To set up the bootstrap hypothesis test, you will take the mean as our test statistic. Remember, your goal is to calculate the probability of getting a mean impact force less than or equal to what was observed for Frog B if the hypothesis that the true mean of Frog B's impact forces is equal to that of Frog C is true.
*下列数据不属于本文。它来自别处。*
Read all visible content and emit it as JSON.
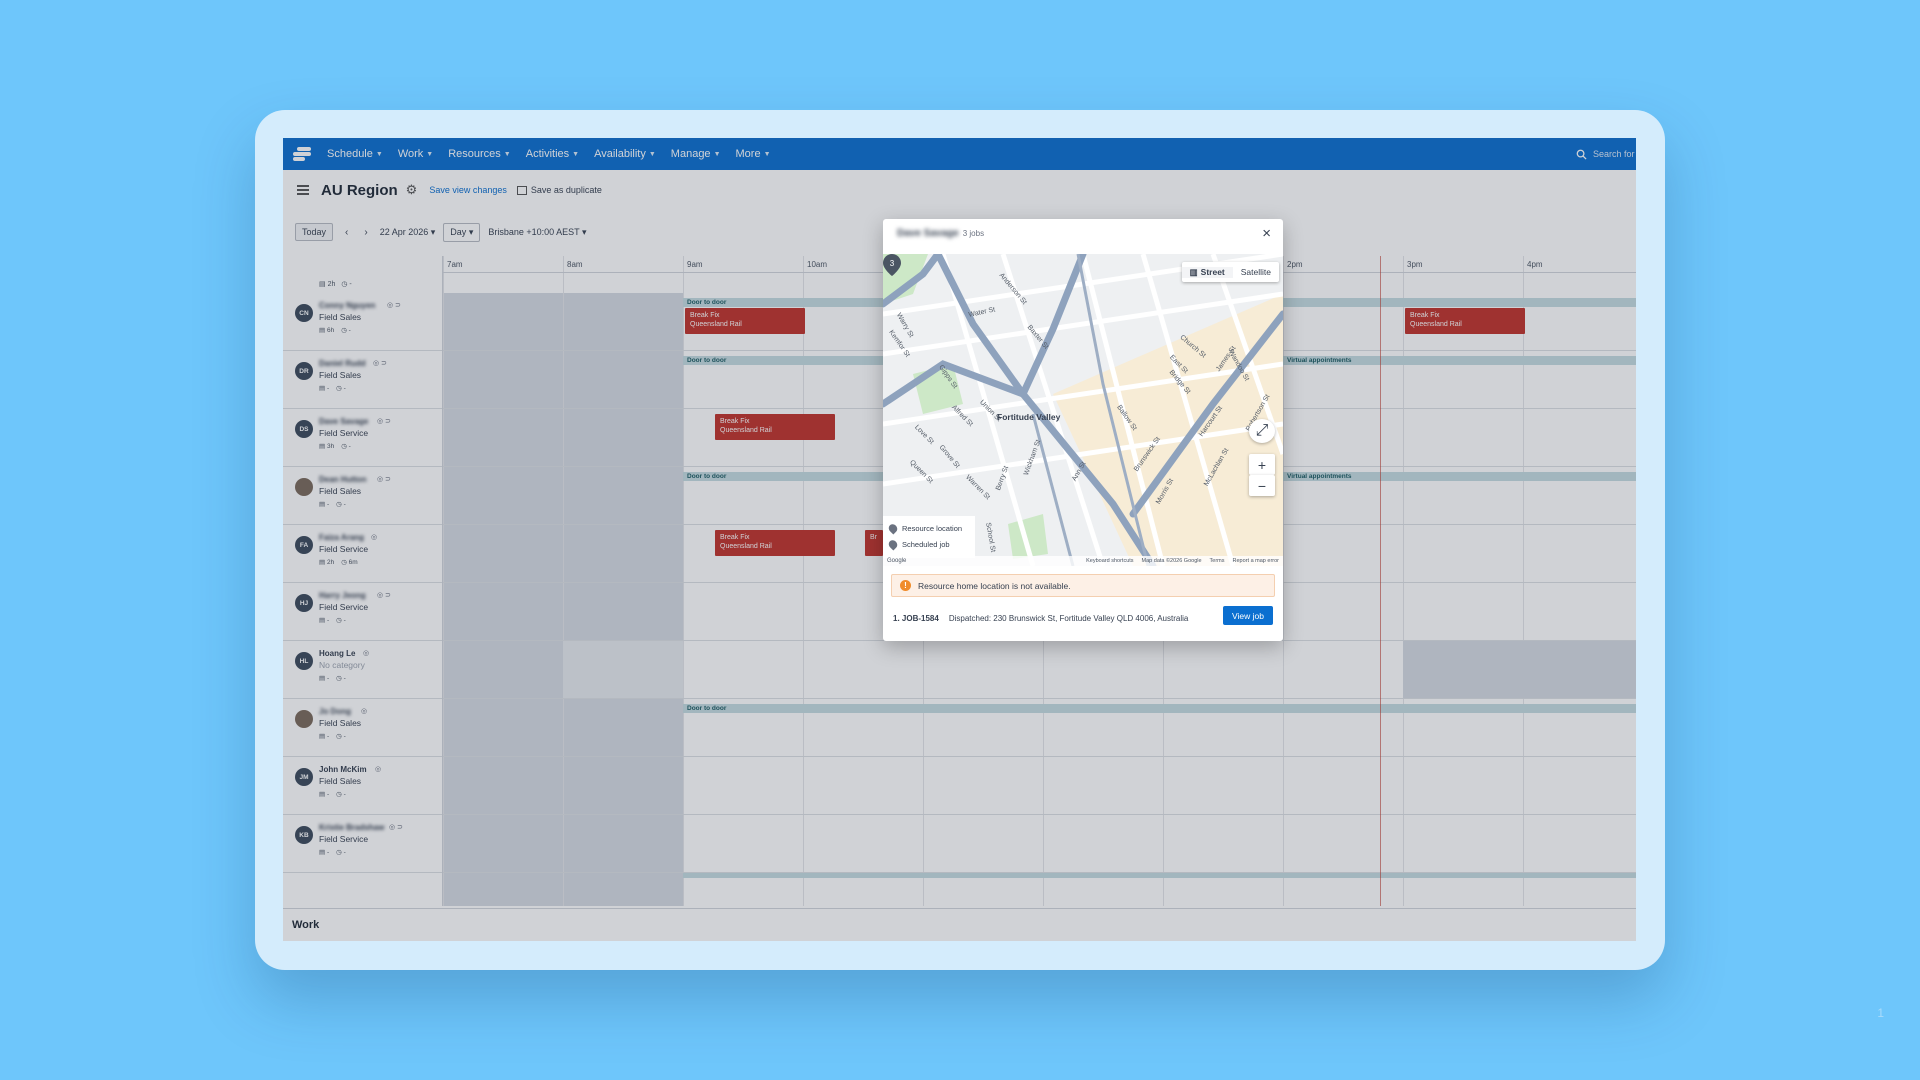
{
  "nav": {
    "items": [
      {
        "label": "Schedule"
      },
      {
        "label": "Work"
      },
      {
        "label": "Resources"
      },
      {
        "label": "Activities"
      },
      {
        "label": "Availability"
      },
      {
        "label": "Manage"
      },
      {
        "label": "More"
      }
    ],
    "search_placeholder": "Search for"
  },
  "header": {
    "title": "AU Region",
    "save_view": "Save view changes",
    "save_duplicate": "Save as duplicate"
  },
  "toolbar": {
    "today": "Today",
    "prev": "‹",
    "next": "›",
    "date": "22 Apr 2026",
    "view": "Day",
    "timezone": "Brisbane +10:00 AEST"
  },
  "hours": [
    "7am",
    "8am",
    "9am",
    "10am",
    "2pm",
    "3pm",
    "4pm"
  ],
  "summary": {
    "hours": "2h",
    "travel": "-"
  },
  "resources": [
    {
      "initials": "CN",
      "name": "Conny Nguyen",
      "category": "Field Sales",
      "hours": "6h",
      "travel": "-"
    },
    {
      "initials": "DR",
      "name": "Daniel Rudd",
      "category": "Field Sales",
      "hours": "-",
      "travel": "-"
    },
    {
      "initials": "DS",
      "name": "Dave Savage",
      "category": "Field Service",
      "hours": "3h",
      "travel": "-"
    },
    {
      "initials": "",
      "name": "Dean Hutton",
      "category": "Field Sales",
      "hours": "-",
      "travel": "-"
    },
    {
      "initials": "FA",
      "name": "Faiza Arang",
      "category": "Field Service",
      "hours": "2h",
      "travel": "6m"
    },
    {
      "initials": "HJ",
      "name": "Harry Jeong",
      "category": "Field Service",
      "hours": "-",
      "travel": "-"
    },
    {
      "initials": "HL",
      "name": "Hoang Le",
      "category": "No category",
      "hours": "-",
      "travel": "-"
    },
    {
      "initials": "",
      "name": "Jo Dong",
      "category": "Field Sales",
      "hours": "-",
      "travel": "-"
    },
    {
      "initials": "JM",
      "name": "John McKim",
      "category": "Field Sales",
      "hours": "-",
      "travel": "-"
    },
    {
      "initials": "KB",
      "name": "Kristie Bradshaw",
      "category": "Field Service",
      "hours": "-",
      "travel": "-"
    }
  ],
  "bands": {
    "door_to_door": "Door to door",
    "virtual": "Virtual appointments"
  },
  "job_block": {
    "title": "Break Fix",
    "client": "Queensland Rail",
    "partial": "Br"
  },
  "work_panel": {
    "title": "Work"
  },
  "modal": {
    "name": "Dave Savage",
    "count": "3 jobs",
    "close": "×",
    "map_street": "Street",
    "map_satellite": "Satellite",
    "legend_resource": "Resource location",
    "legend_scheduled": "Scheduled job",
    "place_label": "Fortitude Valley",
    "marker_number": "3",
    "zoom_in": "+",
    "zoom_out": "−",
    "attribution": {
      "google": "Google",
      "keyboard": "Keyboard shortcuts",
      "data": "Map data ©2026 Google",
      "terms": "Terms",
      "report": "Report a map error"
    },
    "streets": [
      "Anderson St",
      "Water St",
      "Baxter St",
      "Warry St",
      "Kemfor St",
      "Wickham St",
      "Ann St",
      "Brunswick St",
      "Church St",
      "East St",
      "James St",
      "Wandoo St",
      "Bridge St",
      "Robertson St",
      "Ballow St",
      "Gipps St",
      "Love St",
      "Warren St",
      "Berry St",
      "Queen St",
      "Grove St",
      "Union St",
      "Alfred St",
      "School St",
      "Morris St",
      "McLachlan St",
      "Harcourt St"
    ],
    "alert": "Resource home location is not available.",
    "job_index": "1. JOB-1584",
    "job_address": "Dispatched: 230 Brunswick St, Fortitude Valley QLD 4006, Australia",
    "view_job": "View job"
  },
  "slide_number": "1"
}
You first translate all of the data of Frog B such that the mean is 0.55 N. This involves adding the mean force of Frog C and subtracting the mean force of Frog B from each measurement of Frog B. This leaves other properties of Frog B's distribution, such as the variance, unchanged.
# Make an array of translated impact forces: translated_force_b
translated_force_b = force_b-np.mean(force_b)+0.55#改变FROG_B的黏力(为什么要改FROG_B的数据呢???认为FROG_B的原始数据采集错误吗?)
# Take bootstrap replicates of Frog B's translated impact forces: bs_replicates
bs_replicates = draw_bs_reps(translated_force_b, np.mean, 10000)#bootstrap reps
# Compute fraction of replicates that are less than the observed Frog B force: p
p = np.sum(bs_replicates <= np.mean(force_b)) / 10000#求p
# Print the p-value
print('p = ', p)
output:
p = 0.0046
用人类普通话重复一下代码语言就是:在我们做出的假设的前提下,修改了一组FROG_B的数据(因为我们没有均值为0.55N的实验数据,所以我们杜撰了这个???我不确定这里我的理解是否正确),使之均值为0.55,记录于translated_force_b中,我们经过10000次bootstrap replicate实验,我们得出了满足假设条件的客观世界的均值分布,最后求出比真实FORG_B数据更加极端的所有情况的概率是0.46%,可能性很小,所以否定了原来的假设,即FROG_B的黏力均值几乎不可能和FROG_C相等。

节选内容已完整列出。